Due to the range of CBD metabolic effects known to date, interest in the possibility of using this phytocannabinoid is constantly growing. Considering the fact that modifications to the CBD structure may result in an improved therapeutic profile and biological activity, natural CBD derivatives are sought and their therapeutic utility is being evaluated. Therefore, known or potential effects of naturally occurring CBD derivatives are presented. Their activity through membrane receptors is emphasized, which are described in this review as those which under the influence of CBD show antioxidant and/or anti-inflammatory activities.

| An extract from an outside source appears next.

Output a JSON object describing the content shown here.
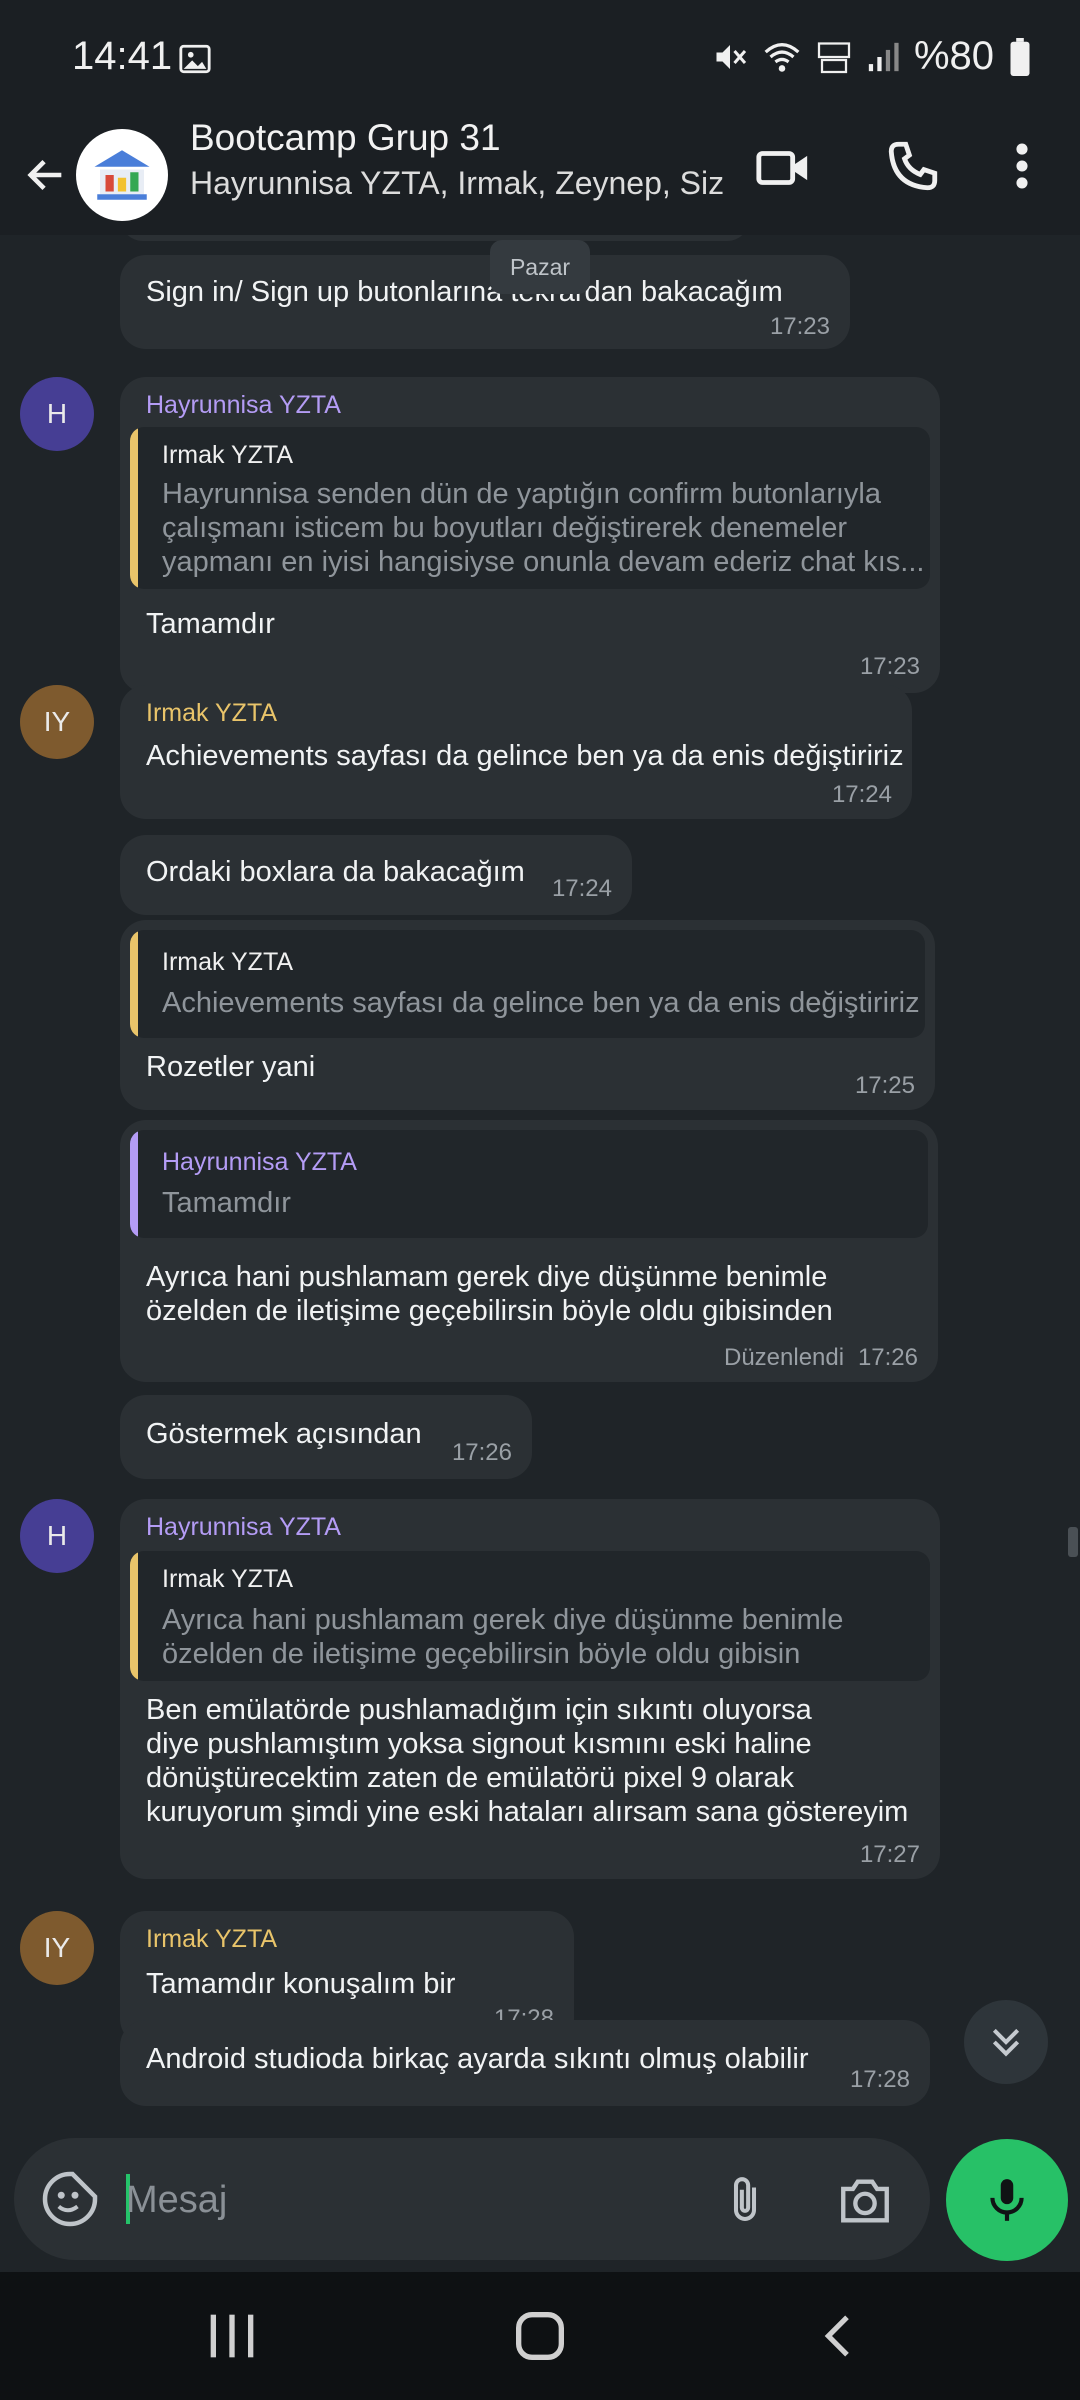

You can vape a full spectrum CBD, which may get you a bit high, even when using a strain with trace amounts of THC.
CBD itself does not bind to receptors but is thought to work by inducing other components of the cannabinoid system.
A CBD isolate refers to a product that is composed of the CBD compound only and is extracted from the marijuana plant. CBD isolates can be extracted from both hemp and non-hemp species of marijuana. Remember, for it to be federally legal, it must come from the hemp species. In states where medicinal marijuana is legal, you can find CBD isolates in a marijuana dispensary. Additionally, certain CBD isolates are synthetic forms, such as those used in the pharmaceuticals Marinol and Syndros – both FDA approved to relieve chemotherapy-induced nausea and to improve appetite in people with AIDS. 3
How to Buy a CBD Product
7. De Gregorio D, McLaughlin R, Posa L, et al.Cannabidiol modulates serotonergic transmission and reverses both allodynia and anxiety-like behavior in a model of neuropathic pain. Pain. 2019;160(1):136-150.
What about all those CBD products you’re seeing in line at the supermarket, the local health food store, and online? The market for CBD has basically exploded in the past few years but is completely unregulated. The CBD you buy may come from hemp or may not. It may contain the amount of CBD it claims or may not. It also may contain more THC than it claims. Welcome to the budding world (pun intended) of medicinal CBD.
Your Body Chemistry Matters
Our body’s endocannabinoid system is composed of three main components:
But it’s not that simple. CBD has been shown to decrease the psychotropic effects of THC, meaning that if a full spectrum extract has a greater ratio of THC to CBD, you won’t necessarily feel so high. Of course, everyone responds differently to marijuana and this will involve a lot of trial and error.